The loader take a user and password as parameters, and this allows both of the approaches you describe above (single or multi tenant). I think we should aim at the having a multi-tenant configuration, possibly per team owning datasets? This would prevent errors as you describe.
For the moment we use a single tenant (we were a single team loading data :) and I'm supportive of not doing multi-tenant for now as we're talking about only one dataset from a different team. I would like however that we ultimately try to implement proper multi-tenant configuration, and this would also entail changes on the loading side to provide correct credentials as secrets.
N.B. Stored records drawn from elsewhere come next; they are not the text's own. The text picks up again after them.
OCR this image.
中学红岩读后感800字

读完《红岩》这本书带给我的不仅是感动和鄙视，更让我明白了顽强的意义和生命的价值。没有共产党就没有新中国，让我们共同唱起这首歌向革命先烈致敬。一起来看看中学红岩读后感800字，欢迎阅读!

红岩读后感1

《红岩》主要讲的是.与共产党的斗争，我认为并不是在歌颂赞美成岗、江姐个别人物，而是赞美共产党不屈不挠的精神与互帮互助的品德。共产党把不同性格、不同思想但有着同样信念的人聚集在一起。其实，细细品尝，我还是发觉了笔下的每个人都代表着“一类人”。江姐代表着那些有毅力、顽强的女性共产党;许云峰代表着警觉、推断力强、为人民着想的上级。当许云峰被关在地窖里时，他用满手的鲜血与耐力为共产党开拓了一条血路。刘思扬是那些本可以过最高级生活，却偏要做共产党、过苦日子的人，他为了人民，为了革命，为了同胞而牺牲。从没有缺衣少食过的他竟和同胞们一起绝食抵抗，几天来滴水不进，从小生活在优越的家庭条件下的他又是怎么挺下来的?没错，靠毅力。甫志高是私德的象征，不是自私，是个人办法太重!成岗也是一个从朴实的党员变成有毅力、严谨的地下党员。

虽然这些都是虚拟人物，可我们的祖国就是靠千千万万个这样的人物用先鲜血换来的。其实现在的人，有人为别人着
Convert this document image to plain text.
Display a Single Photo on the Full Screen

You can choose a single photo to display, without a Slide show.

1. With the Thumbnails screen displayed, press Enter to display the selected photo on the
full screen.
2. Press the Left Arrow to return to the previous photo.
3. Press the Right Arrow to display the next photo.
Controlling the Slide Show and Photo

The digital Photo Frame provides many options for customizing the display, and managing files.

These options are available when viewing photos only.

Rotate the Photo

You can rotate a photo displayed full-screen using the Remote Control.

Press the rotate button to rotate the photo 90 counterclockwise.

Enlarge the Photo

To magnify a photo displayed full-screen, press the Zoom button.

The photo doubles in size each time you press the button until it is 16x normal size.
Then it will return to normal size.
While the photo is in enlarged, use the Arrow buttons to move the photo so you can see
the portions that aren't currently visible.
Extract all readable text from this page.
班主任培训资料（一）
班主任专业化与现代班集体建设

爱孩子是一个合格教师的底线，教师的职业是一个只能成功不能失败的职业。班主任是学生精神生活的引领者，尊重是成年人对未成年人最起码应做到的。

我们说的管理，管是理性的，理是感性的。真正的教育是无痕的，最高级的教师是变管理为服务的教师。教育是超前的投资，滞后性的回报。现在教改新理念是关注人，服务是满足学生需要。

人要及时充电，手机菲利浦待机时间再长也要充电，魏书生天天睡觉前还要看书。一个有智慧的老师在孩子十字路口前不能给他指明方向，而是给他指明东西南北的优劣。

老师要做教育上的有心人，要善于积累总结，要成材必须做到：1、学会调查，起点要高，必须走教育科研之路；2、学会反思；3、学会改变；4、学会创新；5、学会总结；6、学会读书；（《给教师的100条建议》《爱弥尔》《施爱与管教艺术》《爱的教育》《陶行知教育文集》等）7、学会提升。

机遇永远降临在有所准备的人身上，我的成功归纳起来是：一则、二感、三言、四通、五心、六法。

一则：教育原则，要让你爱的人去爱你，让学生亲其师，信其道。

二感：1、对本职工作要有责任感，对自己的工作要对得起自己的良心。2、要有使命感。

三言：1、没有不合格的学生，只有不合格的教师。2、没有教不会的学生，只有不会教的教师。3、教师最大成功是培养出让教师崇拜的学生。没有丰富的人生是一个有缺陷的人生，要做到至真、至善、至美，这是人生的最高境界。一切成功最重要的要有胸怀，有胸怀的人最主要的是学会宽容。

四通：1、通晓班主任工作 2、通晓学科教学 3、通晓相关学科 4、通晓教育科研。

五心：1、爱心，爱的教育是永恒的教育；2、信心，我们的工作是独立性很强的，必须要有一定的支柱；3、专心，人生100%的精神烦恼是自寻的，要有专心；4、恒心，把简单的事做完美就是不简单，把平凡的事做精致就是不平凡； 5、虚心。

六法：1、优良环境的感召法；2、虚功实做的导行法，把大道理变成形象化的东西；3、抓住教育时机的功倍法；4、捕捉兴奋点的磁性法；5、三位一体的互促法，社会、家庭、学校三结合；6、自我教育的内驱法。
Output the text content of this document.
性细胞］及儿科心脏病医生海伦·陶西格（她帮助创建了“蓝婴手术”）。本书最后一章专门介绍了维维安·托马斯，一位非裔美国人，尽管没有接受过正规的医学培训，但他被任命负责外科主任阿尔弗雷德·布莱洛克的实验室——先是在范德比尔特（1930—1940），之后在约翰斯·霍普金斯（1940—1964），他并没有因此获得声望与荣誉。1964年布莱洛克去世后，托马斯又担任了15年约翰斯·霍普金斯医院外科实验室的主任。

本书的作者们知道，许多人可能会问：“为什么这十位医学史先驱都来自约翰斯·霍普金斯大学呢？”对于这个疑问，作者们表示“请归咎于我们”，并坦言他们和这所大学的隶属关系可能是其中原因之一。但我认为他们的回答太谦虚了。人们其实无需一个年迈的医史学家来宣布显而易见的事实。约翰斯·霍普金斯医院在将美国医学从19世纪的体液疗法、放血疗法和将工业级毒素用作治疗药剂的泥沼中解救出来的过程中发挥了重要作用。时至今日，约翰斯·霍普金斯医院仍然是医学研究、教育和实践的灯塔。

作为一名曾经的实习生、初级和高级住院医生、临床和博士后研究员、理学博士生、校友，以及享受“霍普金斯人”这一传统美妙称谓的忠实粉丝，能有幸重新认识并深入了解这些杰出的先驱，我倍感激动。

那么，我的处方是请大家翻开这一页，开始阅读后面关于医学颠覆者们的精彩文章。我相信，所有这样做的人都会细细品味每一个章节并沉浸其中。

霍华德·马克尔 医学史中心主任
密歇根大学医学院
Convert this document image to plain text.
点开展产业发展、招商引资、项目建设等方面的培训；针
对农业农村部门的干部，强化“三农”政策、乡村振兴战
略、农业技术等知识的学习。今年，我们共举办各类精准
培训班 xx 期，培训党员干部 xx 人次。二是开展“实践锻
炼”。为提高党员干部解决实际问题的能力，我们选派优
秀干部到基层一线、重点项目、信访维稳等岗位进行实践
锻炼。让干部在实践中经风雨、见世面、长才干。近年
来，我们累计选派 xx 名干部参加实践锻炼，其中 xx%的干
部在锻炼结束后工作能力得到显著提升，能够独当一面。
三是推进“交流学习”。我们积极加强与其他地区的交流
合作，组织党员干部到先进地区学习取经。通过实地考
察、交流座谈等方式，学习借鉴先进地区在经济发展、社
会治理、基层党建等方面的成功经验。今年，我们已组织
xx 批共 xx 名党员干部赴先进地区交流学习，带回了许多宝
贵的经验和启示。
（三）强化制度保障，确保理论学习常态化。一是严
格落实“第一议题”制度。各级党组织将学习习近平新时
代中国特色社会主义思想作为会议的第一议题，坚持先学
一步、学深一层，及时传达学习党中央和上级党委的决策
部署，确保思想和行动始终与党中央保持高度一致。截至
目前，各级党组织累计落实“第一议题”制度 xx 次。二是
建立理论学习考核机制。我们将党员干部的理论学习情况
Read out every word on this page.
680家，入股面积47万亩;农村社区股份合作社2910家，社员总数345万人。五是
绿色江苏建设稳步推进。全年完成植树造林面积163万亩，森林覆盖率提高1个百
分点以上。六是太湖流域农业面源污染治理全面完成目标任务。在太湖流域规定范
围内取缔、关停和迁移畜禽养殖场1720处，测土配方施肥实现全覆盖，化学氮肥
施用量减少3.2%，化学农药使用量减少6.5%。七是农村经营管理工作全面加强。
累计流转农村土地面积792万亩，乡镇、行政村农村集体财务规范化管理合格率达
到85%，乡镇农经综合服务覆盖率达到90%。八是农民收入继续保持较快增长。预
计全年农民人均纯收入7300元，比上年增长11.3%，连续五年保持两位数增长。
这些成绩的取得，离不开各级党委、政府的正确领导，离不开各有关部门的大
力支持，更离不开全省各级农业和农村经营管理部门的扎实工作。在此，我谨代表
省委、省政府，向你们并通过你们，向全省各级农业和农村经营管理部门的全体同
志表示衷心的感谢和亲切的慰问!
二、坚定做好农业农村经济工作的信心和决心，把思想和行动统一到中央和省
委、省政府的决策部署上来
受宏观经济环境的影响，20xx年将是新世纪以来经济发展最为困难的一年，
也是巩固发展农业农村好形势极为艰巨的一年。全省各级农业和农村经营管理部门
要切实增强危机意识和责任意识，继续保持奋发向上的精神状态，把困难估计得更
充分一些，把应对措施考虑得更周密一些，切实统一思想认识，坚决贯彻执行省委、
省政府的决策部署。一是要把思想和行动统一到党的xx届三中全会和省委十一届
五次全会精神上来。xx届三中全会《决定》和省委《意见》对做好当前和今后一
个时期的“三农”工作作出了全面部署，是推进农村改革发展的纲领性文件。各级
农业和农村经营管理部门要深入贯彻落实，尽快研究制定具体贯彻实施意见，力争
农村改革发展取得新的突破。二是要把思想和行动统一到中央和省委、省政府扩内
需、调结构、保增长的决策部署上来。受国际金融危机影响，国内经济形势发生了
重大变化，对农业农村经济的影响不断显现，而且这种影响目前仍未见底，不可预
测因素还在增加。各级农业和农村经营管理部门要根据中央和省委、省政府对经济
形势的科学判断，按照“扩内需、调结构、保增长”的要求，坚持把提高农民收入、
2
I didn't articulate this well; In a multi-tenant environment, we need to ensure that jobs creating/updating datasets can't interfere with one another. We wouldn't want -for example- a recurring update of an Image Suggestions dataset to clobber AQS data. Achieving this won't be hard (at least so long as Cassandra is the backing-store), worst-case we just need a user for each, with access limited accordingly. That's one way, and it seems the work being described here would permit this much at least.

The other way would be to decouple storage from the jobs that generate data, and manage tenancy using whatever middleware was used to accomplish this. I don't think multi-tenancy (alone) would justify doing this, the real benefits would come from the looser coupling.

My gut tells me it's too early to be tackling this now, but I wanted to throw it out there.

Closing. Implementation work will happen in T296758.